As something of a novel gesture, Dave Mirra developer Z-Axis has chosen to tie into the upcoming X-Men movie by bridging the narrative gap between the the film and its predecessor, explaining such inconsistencies as Nightcrawler’s vanishing act between the movies. Through a number of specialized and sort of contrived levels, the player controls several protagonists from the comic-n-movie series, each of whom has a completely different style of movement and play. The game is pretty, and the characters all behave as you’d expect them to – which in itself is something of a minor feat. The structure seems to have that EA’s Lord of the Rings mixed-bag feel that comes from adherence to a license rather than to game design. Still, what ya gonna do. At least it’s got some vision, and some execution.

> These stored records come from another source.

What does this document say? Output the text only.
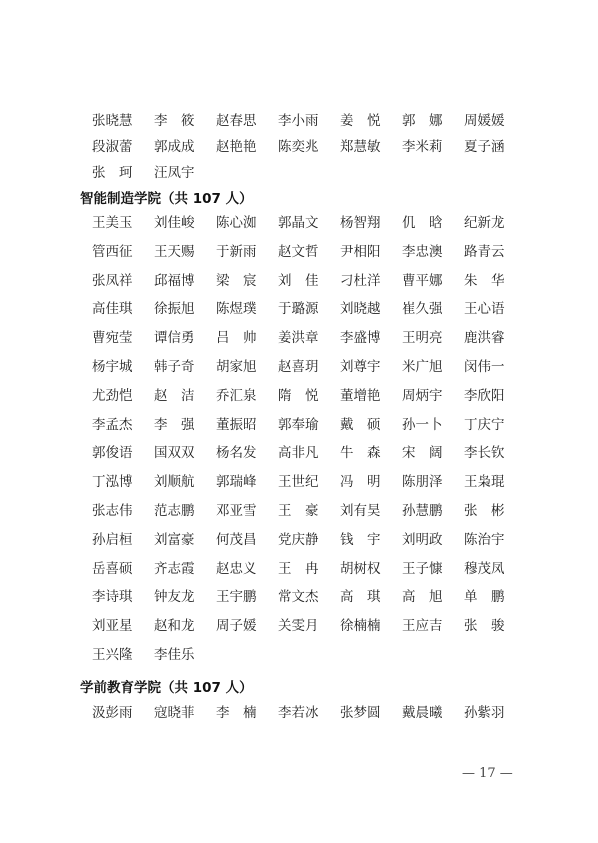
张晓慧	李　筱	赵春思	李小雨	姜　悦	郭　娜	周媛媛
段淑蕾	郭成成	赵艳艳	陈奕兆	郑慧敏	李米莉	夏子涵
张　珂	汪凤宇
智能制造学院（共 107 人）
王美玉	刘佳峻	陈心洳	郭晶文	杨智翔	仉　晗	纪新龙
管西征	王天赐	于新雨	赵文哲	尹相阳	李忠澳	路青云
张凤祥	邱福博	梁　宸	刘　佳	刁杜洋	曹平娜	朱　华
高佳琪	徐振旭	陈煜璞	于璐源	刘晓越	崔久强	王心语
曹宛莹	谭信勇	吕　帅	姜洪章	李盛博	王明亮	鹿洪睿
杨宇城	韩子奇	胡家旭	赵喜玥	刘尊宇	米广旭	闵伟一
尤劲恺	赵　洁	乔汇泉	隋　悦	董增艳	周炳宇	李欣阳
李孟杰	李　强	董振昭	郭奉瑜	戴　硕	孙一卜	丁庆宁
郭俊语	国双双	杨名发	高非凡	牛　森	宋　阔	李长钦
丁泓博	刘顺航	郭瑞峰	王世纪	冯　明	陈朋泽	王枭琨
张志伟	范志鹏	邓亚雪	王　豪	刘有昊	孙慧鹏	张　彬
孙启桓	刘富豪	何茂昌	党庆静	钱　宇	刘明政	陈治宇
岳喜硕	齐志霞	赵忠义	王　冉	胡树权	王子慷	穆茂凤
李诗琪	钟友龙	王宇鹏	常文杰	高　琪	高　旭	单　鹏
刘亚星	赵和龙	周子媛	关雯月	徐楠楠	王应吉	张　骏
王兴隆	李佳乐
学前教育学院（共 107 人）
汲彭雨	寇晓菲	李　楠	李若冰	张梦圆	戴晨曦	孙紫羽
— 17 —
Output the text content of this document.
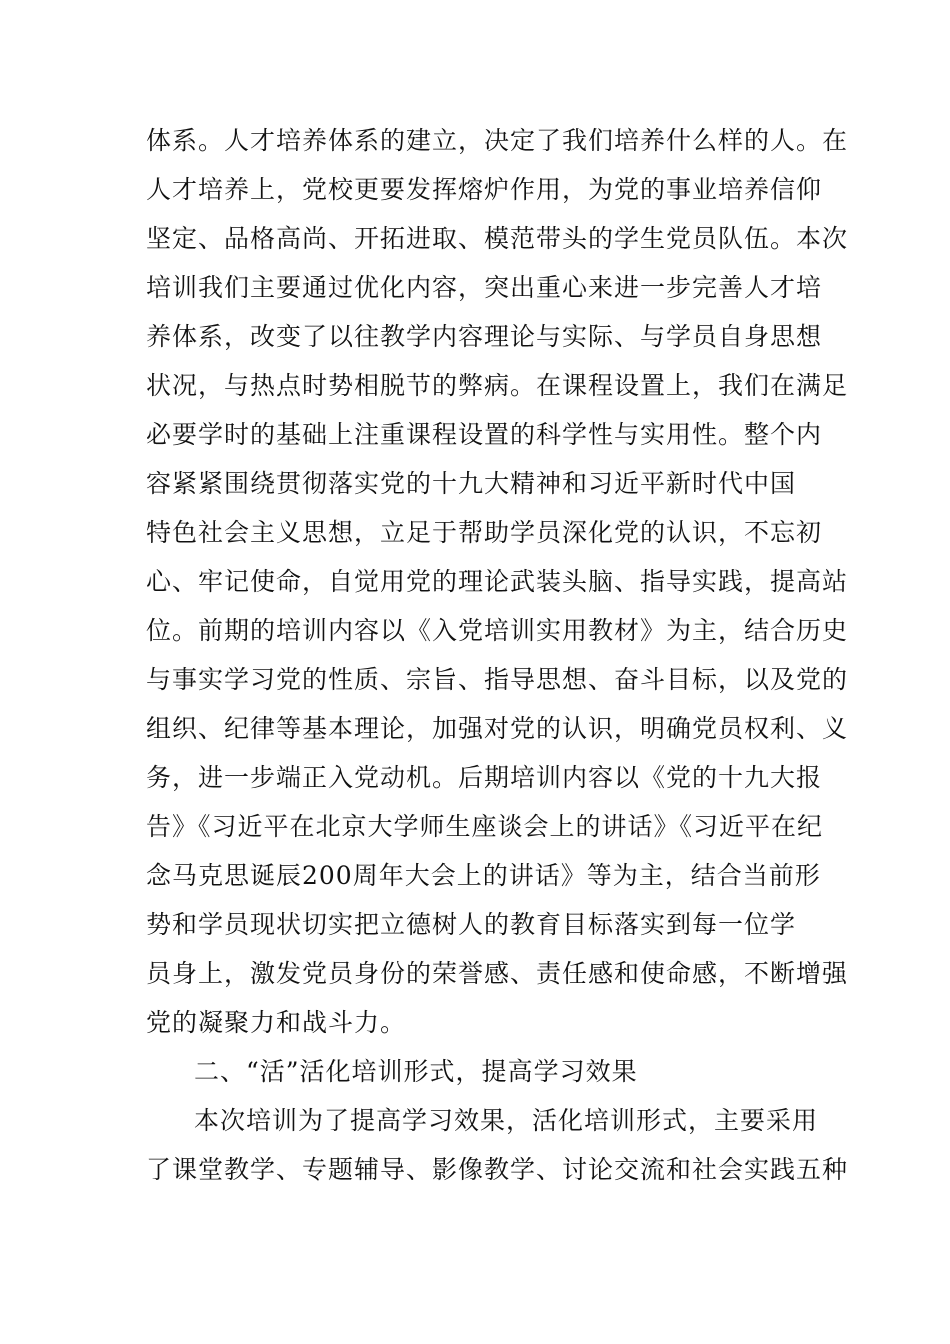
体系。人才培养体系的建立，决定了我们培养什么样的人。在
人才培养上，党校更要发挥熔炉作用，为党的事业培养信仰
坚定、品格高尚、开拓进取、模范带头的学生党员队伍。本次
培训我们主要通过优化内容，突出重心来进一步完善人才培
养体系，改变了以往教学内容理论与实际、与学员自身思想
状况，与热点时势相脱节的弊病。在课程设置上，我们在满足
必要学时的基础上注重课程设置的科学性与实用性。整个内
容紧紧围绕贯彻落实党的十九大精神和习近平新时代中国
特色社会主义思想，立足于帮助学员深化党的认识，不忘初
心、牢记使命，自觉用党的理论武装头脑、指导实践，提高站
位。前期的培训内容以《入党培训实用教材》为主，结合历史
与事实学习党的性质、宗旨、指导思想、奋斗目标，以及党的
组织、纪律等基本理论，加强对党的认识，明确党员权利、义
务，进一步端正入党动机。后期培训内容以《党的十九大报
告》《习近平在北京大学师生座谈会上的讲话》《习近平在纪
念马克思诞辰200周年大会上的讲话》等为主，结合当前形
势和学员现状切实把立德树人的教育目标落实到每一位学
员身上，激发党员身份的荣誉感、责任感和使命感，不断增强
党的凝聚力和战斗力。
二、“活”活化培训形式，提高学习效果
本次培训为了提高学习效果，活化培训形式，主要采用
了课堂教学、专题辅导、影像教学、讨论交流和社会实践五种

Zoo Tycoon 2: African Adventure
Blue Fang/Microsoft Game Studios
PC
Tuesday

The second expansion to 2004’s two-and-a-half-star Zoo Tycoon adds meerkats and Ethiopian wolves, as well as a bunch of new buildings and objects and whatnot, to the endangered species tacked on last year. Wikipedia says the foxlike Ethiopian wolves are themselves one of the more endangered canids around; outside of this expansion, you can only find them in the alpine regions of Ethiopia and Eritrea. The meerkat is a relatively common species of mongoose; African folk belief refers to the meerkat as the “sun angel”, and reveres it as a protector against the “moon devil”, or werewolf. (More like a protector against gorgons, am I right?) Later on in 2006 you can expect another two expansions, that add sealife and dinosaurs. Coulda sworn I wrote about the aquatic add-on last year; maybe I’m mixing my Tycoons.